La prétention des hommes, cachés derrière des armures, des uniformes, valeurs sures et convictions inamovibles. Secoués un jour par l’apparition d’une muse aux pieds nus, montrant que leurs pieds à eux sont faits d’argile. Qu’ils ont beau parader derrière leurs titres et certitudes, mais que quelques secondes cernées entre deux regards, entre deux imaginations, les rendent tout à coup humains. Ou au contraire font ressortir le pire chez ceux qui, après avoir été enfermés par leur arrogance, veulent enfermer autrui tel un meuble mal acquis. Oui, cela pourrait faire penser à un livre d’un certain Victor Hugo adapté en comédie musicale.

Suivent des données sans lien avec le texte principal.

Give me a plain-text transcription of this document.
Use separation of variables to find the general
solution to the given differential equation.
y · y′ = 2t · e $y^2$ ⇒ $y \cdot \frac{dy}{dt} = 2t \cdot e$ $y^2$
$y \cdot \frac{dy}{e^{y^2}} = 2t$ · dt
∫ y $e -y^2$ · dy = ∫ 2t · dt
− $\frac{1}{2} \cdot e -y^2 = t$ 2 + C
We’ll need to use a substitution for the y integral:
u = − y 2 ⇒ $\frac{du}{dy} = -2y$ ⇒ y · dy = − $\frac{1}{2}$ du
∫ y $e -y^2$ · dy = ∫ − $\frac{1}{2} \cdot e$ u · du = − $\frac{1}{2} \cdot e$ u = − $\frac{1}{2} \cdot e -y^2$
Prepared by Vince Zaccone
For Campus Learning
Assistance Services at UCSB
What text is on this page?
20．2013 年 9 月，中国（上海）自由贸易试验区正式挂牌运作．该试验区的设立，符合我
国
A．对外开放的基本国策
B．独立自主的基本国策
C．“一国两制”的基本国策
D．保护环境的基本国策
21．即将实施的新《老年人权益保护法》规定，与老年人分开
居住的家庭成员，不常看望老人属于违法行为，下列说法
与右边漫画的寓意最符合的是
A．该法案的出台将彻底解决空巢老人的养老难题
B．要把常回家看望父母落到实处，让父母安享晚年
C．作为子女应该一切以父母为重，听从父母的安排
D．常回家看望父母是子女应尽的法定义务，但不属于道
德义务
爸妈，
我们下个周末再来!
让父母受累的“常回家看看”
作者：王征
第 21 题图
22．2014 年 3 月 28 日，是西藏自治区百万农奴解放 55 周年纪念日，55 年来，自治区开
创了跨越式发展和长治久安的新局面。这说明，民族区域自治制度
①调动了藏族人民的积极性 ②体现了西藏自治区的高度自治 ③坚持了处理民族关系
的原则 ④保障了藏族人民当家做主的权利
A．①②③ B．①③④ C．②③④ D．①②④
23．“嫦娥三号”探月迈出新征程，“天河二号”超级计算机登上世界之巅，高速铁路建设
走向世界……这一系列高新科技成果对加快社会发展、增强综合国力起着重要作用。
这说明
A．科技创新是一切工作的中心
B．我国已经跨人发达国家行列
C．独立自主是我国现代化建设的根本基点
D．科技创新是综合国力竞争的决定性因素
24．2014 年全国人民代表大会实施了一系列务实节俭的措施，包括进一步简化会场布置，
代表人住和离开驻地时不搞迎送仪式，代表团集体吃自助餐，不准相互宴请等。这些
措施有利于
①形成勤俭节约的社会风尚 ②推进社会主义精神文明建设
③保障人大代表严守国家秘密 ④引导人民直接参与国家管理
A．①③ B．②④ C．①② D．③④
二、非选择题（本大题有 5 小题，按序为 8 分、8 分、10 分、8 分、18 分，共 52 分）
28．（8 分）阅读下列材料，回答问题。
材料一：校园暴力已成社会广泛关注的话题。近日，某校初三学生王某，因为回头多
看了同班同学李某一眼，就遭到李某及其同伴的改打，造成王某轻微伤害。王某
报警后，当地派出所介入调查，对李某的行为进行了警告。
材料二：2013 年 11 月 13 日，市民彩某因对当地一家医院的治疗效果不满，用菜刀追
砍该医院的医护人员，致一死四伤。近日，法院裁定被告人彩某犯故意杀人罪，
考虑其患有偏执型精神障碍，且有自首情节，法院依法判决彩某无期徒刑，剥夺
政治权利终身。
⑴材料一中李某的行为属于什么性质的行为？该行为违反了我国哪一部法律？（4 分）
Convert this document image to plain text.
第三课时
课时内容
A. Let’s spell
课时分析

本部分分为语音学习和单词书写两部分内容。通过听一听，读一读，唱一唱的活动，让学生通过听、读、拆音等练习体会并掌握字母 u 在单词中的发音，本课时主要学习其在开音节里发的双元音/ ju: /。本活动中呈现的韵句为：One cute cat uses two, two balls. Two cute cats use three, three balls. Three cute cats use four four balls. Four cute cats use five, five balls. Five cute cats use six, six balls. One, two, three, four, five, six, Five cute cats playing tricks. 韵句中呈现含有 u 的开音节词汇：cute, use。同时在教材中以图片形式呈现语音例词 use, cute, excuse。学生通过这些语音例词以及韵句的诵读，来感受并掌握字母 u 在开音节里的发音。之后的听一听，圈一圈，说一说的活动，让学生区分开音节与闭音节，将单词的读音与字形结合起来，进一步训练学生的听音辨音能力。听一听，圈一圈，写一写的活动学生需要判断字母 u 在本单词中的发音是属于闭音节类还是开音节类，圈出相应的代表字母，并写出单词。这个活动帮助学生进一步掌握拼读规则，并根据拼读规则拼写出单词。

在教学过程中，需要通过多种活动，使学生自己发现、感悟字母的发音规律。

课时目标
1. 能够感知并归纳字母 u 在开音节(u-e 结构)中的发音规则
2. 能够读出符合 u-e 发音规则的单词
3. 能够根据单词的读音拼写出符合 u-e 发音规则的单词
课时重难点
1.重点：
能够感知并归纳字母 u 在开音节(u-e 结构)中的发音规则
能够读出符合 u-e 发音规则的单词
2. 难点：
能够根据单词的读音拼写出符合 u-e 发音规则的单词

Cela ne peut donc pas être un paragraphe de présentation approprié pour une artiste qui se réinvente avec chaque album, qui ne se laissera jamais enfermer par les prétentions d’autrui, préférant partager ses introspections de scène en scène. Pour les journalistes et autres éditorialistes qui ont essayé de l’enfermer dans un style, dans une ville, ils vont avoir encore plus de mal avec son nouvel album « 7 », où une voix plus grave les secoue. Est-elle donc plutôt Joan Baez ou muent-elle en Janis Joplin ? Ou est-elle plus simplement Shirel avec ce pluriel qui pourrait la confondre avec un groupe nommé les Shirelles ? Mais il vaut mieux vous laisser étourdir par ses mots et sa voix que par des bribes d’aperçu pianotées sur un clavier. Avant de la retrouver sur scène en compagnie de sa mère et chanteuse Jeane Manson les 7 et 8 juin à l’Espace Rachi, rencontre donc avec une voix qui tutoie les anges, pas toujours dans le sens de la plume.
L’Arche : D’où vient l’idée de ce concert ?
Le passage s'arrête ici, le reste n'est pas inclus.